Decorators are stacked in the order you add them, with the last one being the outermost wrapper.

Custom Decorators¶

To create a custom decorator, extend SchemaDecorator:

from askrita.sqlagent.database.schema_decorators import SchemaDecorator

class MyCustomDecorator(SchemaDecorator):
    def enhance_schema(self, schema: str, config) -> str:
        return f"-- Custom header\n{schema}"

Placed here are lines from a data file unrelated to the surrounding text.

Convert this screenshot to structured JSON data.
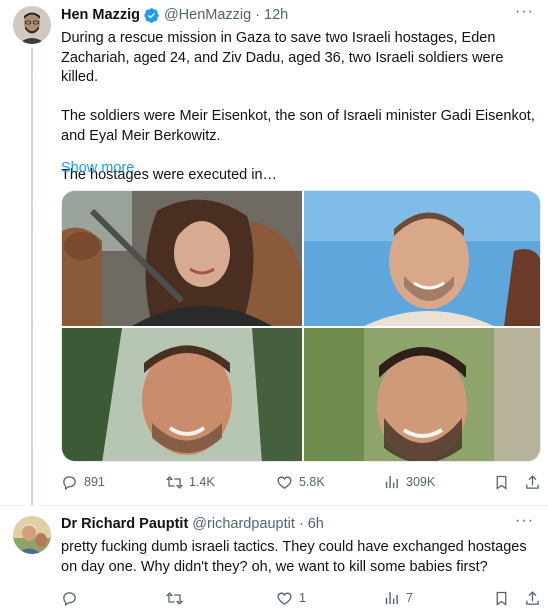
{
  "tweets": [
    {
      "author": {
        "name": "Hen Mazzig",
        "handle": "@HenMazzig"
      },
      "time": "12h",
      "text": {
        "p1": "During a rescue mission in Gaza to save two Israeli hostages, Eden Zachariah, aged 24, and Ziv Dadu, aged 36, two Israeli soldiers were killed.",
        "p2": "The soldiers were Meir Eisenkot, the son of Israeli minister Gadi Eisenkot, and Eyal Meir Berkowitz.",
        "p3": "The hostages were executed in…"
      },
      "show_more": "Show more",
      "stats": {
        "replies": "891",
        "retweets": "1.4K",
        "likes": "5.8K",
        "views": "309K"
      }
    },
    {
      "author": {
        "name": "Dr Richard Pauptit",
        "handle": "@richardpauptit"
      },
      "time": "6h",
      "text": "pretty fucking dumb israeli tactics. They could have exchanged hostages on day one. Why didn't they? oh, we want to kill some babies first?",
      "stats": {
        "replies": "",
        "retweets": "",
        "likes": "1",
        "views": "7"
      }
    }
  ],
  "icons": {
    "verified": "verified-badge-icon",
    "more": "more-icon",
    "reply": "reply-icon",
    "retweet": "retweet-icon",
    "like": "heart-icon",
    "views": "views-icon",
    "bookmark": "bookmark-icon",
    "share": "share-icon"
  },
  "colors": {
    "link": "#1d9bf0",
    "secondary": "#536471",
    "text": "#0f1419",
    "verified": "#1d9bf0"
  }
}
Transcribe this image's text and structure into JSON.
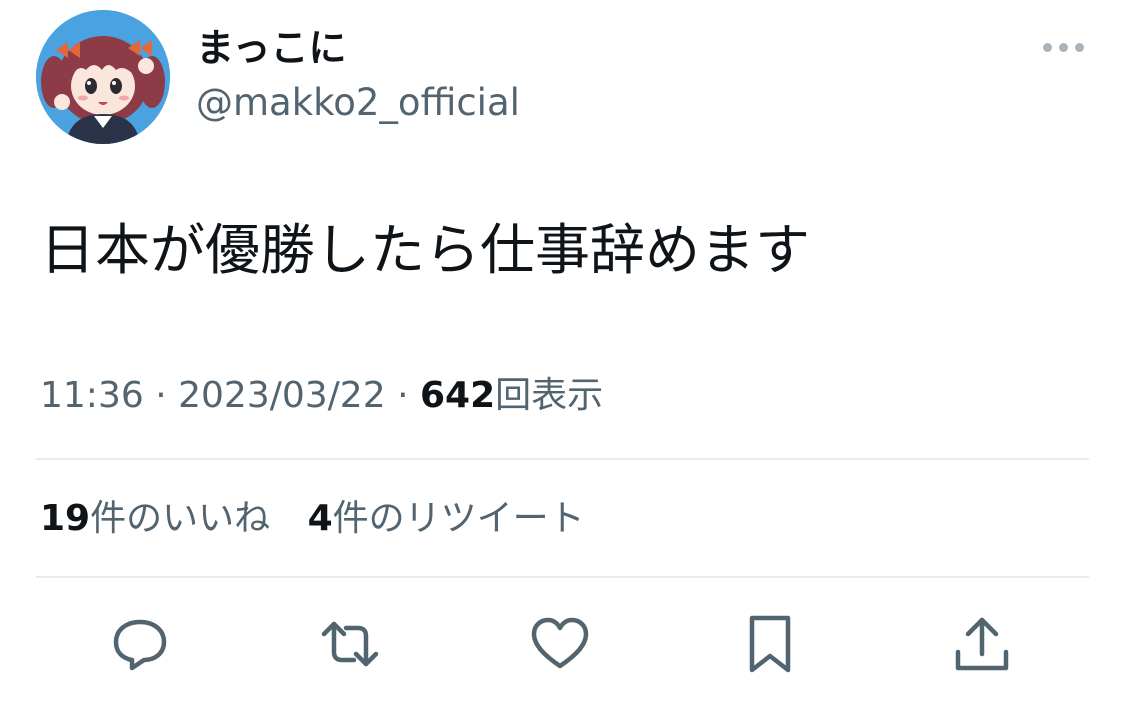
{
  "author": {
    "display_name": "まっこに",
    "handle": "@makko2_official"
  },
  "tweet": {
    "text": "日本が優勝したら仕事辞めます",
    "time": "11:36",
    "separator": "·",
    "date": "2023/03/22",
    "views_count": "642",
    "views_label": "回表示"
  },
  "stats": {
    "likes_count": "19",
    "likes_label": "件のいいね",
    "retweets_count": "4",
    "retweets_label": "件のリツイート"
  },
  "icons": {
    "more": "more-horizontal-icon",
    "reply": "reply-icon",
    "retweet": "retweet-icon",
    "like": "heart-icon",
    "bookmark": "bookmark-icon",
    "share": "share-icon"
  },
  "colors": {
    "text_primary": "#0f1419",
    "text_secondary": "#536471",
    "icon": "#536471",
    "divider": "#e6ecf0",
    "avatar_bg": "#4aa3e0"
  }
}
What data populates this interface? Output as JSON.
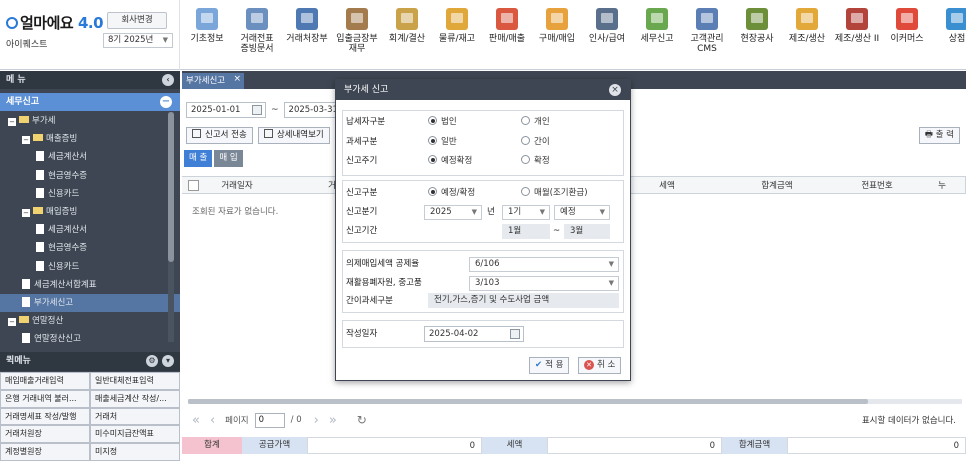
{
  "brand": {
    "logo_main": "얼마에요",
    "logo_ver": "4.0",
    "company": "아이퀘스트",
    "change_company": "회사변경",
    "fiscal_year": "8기 2025년"
  },
  "toolbar": [
    {
      "label": "기초정보",
      "color": "#7aa6d9"
    },
    {
      "label": "거래전표\n증빙문서",
      "color": "#6b8fbf"
    },
    {
      "label": "거래처장부",
      "color": "#4e79b3"
    },
    {
      "label": "입출금장부\n재무",
      "color": "#a47b4d"
    },
    {
      "label": "회계/결산",
      "color": "#c9a24a"
    },
    {
      "label": "물류/재고",
      "color": "#e0a73b"
    },
    {
      "label": "판매/매출",
      "color": "#d9583f"
    },
    {
      "label": "구매/매입",
      "color": "#e7a23e"
    },
    {
      "label": "인사/급여",
      "color": "#5a6f8c"
    },
    {
      "label": "세무신고",
      "color": "#6aa84f"
    },
    {
      "label": "고객관리\nCMS",
      "color": "#5b7fb5"
    },
    {
      "label": "현장공사",
      "color": "#6d8f3a"
    },
    {
      "label": "제조/생산",
      "color": "#e2a83a"
    },
    {
      "label": "제조/생산 II",
      "color": "#b3443c"
    },
    {
      "label": "이커머스",
      "color": "#e04a3a"
    },
    {
      "label": "상점",
      "color": "#3a8fd0"
    }
  ],
  "sidebar": {
    "menu_title": "메 뉴",
    "section": "세무신고",
    "tree": [
      {
        "label": "부가세",
        "level": 0,
        "type": "folder"
      },
      {
        "label": "매출증빙",
        "level": 1,
        "type": "folder"
      },
      {
        "label": "세금계산서",
        "level": 2,
        "type": "doc"
      },
      {
        "label": "현금영수증",
        "level": 2,
        "type": "doc"
      },
      {
        "label": "신용카드",
        "level": 2,
        "type": "doc"
      },
      {
        "label": "매입증빙",
        "level": 1,
        "type": "folder"
      },
      {
        "label": "세금계산서",
        "level": 2,
        "type": "doc"
      },
      {
        "label": "현금영수증",
        "level": 2,
        "type": "doc"
      },
      {
        "label": "신용카드",
        "level": 2,
        "type": "doc"
      },
      {
        "label": "세금계산서합계표",
        "level": 1,
        "type": "doc"
      },
      {
        "label": "부가세신고",
        "level": 1,
        "type": "doc",
        "selected": true
      },
      {
        "label": "연말정산",
        "level": 0,
        "type": "folder"
      },
      {
        "label": "연말정산신고",
        "level": 1,
        "type": "doc"
      }
    ],
    "quick_title": "퀵메뉴",
    "quick": [
      [
        "매입매출거래입력",
        "일반대체전표입력"
      ],
      [
        "은행 거래내역 불러...",
        "매출세금계산 작성/..."
      ],
      [
        "거래명세표 작성/발행",
        "거래처"
      ],
      [
        "거래처원장",
        "미수미지급잔액표"
      ],
      [
        "계정별원장",
        "미지정"
      ]
    ]
  },
  "main": {
    "tab_label": "부가세신고",
    "tab_close": "×",
    "date_from": "2025-01-01",
    "date_to": "2025-03-31",
    "date_sep": "~",
    "btn_send": "신고서 전송",
    "btn_detail": "상세내역보기",
    "btn_print": "출 력",
    "subtabs": [
      {
        "label": "매 출",
        "color": "#3f7fd6"
      },
      {
        "label": "매 입",
        "color": "#7a8796"
      }
    ],
    "columns": [
      "거래일자",
      "거",
      "세액",
      "합계금액",
      "전표번호",
      "누"
    ],
    "empty_text": "조회된 자료가 없습니다.",
    "pager": {
      "page_label": "페이지",
      "page": "0",
      "total": "/ 0"
    },
    "no_data": "표시할 데이터가 없습니다.",
    "summary": {
      "total_label": "합계",
      "supply_label": "공급가액",
      "supply": "0",
      "tax_label": "세액",
      "tax": "0",
      "sum_label": "합계금액",
      "sum": "0"
    }
  },
  "modal": {
    "title": "부가세 신고",
    "taxpayer_label": "납세자구분",
    "corp": "법인",
    "indiv": "개인",
    "taxtype_label": "과세구분",
    "general": "일반",
    "simple": "간이",
    "cycle_label": "신고주기",
    "preliminary": "예정확정",
    "final": "확정",
    "report_type_label": "신고구분",
    "rt1": "예정/확정",
    "rt2": "매월(조기환급)",
    "period_label": "신고분기",
    "year": "2025",
    "year_unit": "년",
    "quarter": "1기",
    "kind": "예정",
    "range_label": "신고기간",
    "month_from": "1월",
    "month_to": "3월",
    "tilde": "~",
    "deemed_label": "의제매입세액 공제율",
    "deemed": "6/106",
    "recycle_label": "재활용폐자원, 중고품",
    "recycle": "3/103",
    "simple_type_label": "간이과세구분",
    "simple_type": "전기,가스,증기 및 수도사업 금액",
    "date_label": "작성일자",
    "date": "2025-04-02",
    "apply": "적 용",
    "cancel": "취 소"
  }
}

Cross-Project Access (BigQuery)¶

For BigQuery, Ask RITA can query tables across multiple GCP projects and datasets.

Configuration¶

database:
  connection_string: "bigquery://my-project/my-dataset"
  bigquery_project_id: "my-project"

  cross_project_access:
    enabled: true
    datasets:
      - project_id: "other-project"
        dataset_id: "shared_data"
        include_tables: ["customers", "orders"]  # Optional filter
      - project_id: "analytics-project"
        dataset_id: "reports"
        exclude_tables: ["temp_*"]               # Optional exclusion pattern

    cache_metadata: true
    metadata_refresh_interval: 7200  # Seconds (default: 7200)

How It Works¶

The CrossProjectSchemaDecorator queries INFORMATION_SCHEMA.TABLES and INFORMATION_SCHEMA.COLUMNS for each configured dataset
Table and column metadata is appended to the schema
The SchemaMetadataDecorator adds a cross-project summary to the header
Table names in generated SQL are fully qualified: project.dataset.table

Filtering¶

include_tables: Only include listed tables (exact match)
exclude_tables: Exclude tables matching patterns (supports * wildcards)
If neither is specified, all tables in the dataset are included

Metadata Caching¶

Cross-project metadata is cached separately from the main schema cache:

database:
  cross_project_access:
    cache_metadata: true
    metadata_refresh_interval: 7200  # 2 hours

Validation¶

BigQuery cross-project access uses a chain-of-responsibility pattern (ValidationContext / ValidationStep) to validate connections and permissions before querying metadata.

Custom SQL Syntax¶

For databases with non-standard SQL syntax, you can provide hints to the LLM:

Configuration¶

database:
  sql_syntax:
    dialect_hints:
      - "Use LIMIT instead of TOP for row limiting"
      - "Date functions use DATE_TRUNC('month', column) syntax"
      - "String concatenation uses || operator, not CONCAT()"
    date_format: "YYYY-MM-DD"
    identifier_quoting: "double_quotes"  # or "backticks" or "brackets"
    catalog_separator: "."

The SQLSyntaxConfig passes these hints into the SQL generation prompt, helping the LLM produce valid SQL for your specific database dialect.

Configuration Reference¶

Complete Schema Enrichment Configuration¶

database:
  connection_string: "bigquery://my-project/my-dataset"
  bigquery_project_id: "my-project"

  # Caching
  cache_schema: true
  schema_refresh_interval: 3600

  # Cross-project access (BigQuery only)
  cross_project_access:
    enabled: true
    datasets:
      - project_id: "other-project"
        dataset_id: "shared_data"
    cache_metadata: true
    metadata_refresh_interval: 7200

  # Descriptions
  schema_descriptions:
    project_context: "E-commerce analytics database"
    automatic_extraction:
      enabled: true
      fallback_to_column_name: true
      include_data_types: true
      extract_comments: true
    tables:
      orders:
        description: "Purchase orders"
        business_purpose: "Transaction tracking"
        override_mode: "supplement"
    columns:
      customer_id:
        description: "Unique customer identifier"
        mode: "supplement"
        business_context: "Maps to CRM customer_id"
    business_terms:
      "AOV": "Average Order Value"
      "active customer": "Ordered in the last 90 days"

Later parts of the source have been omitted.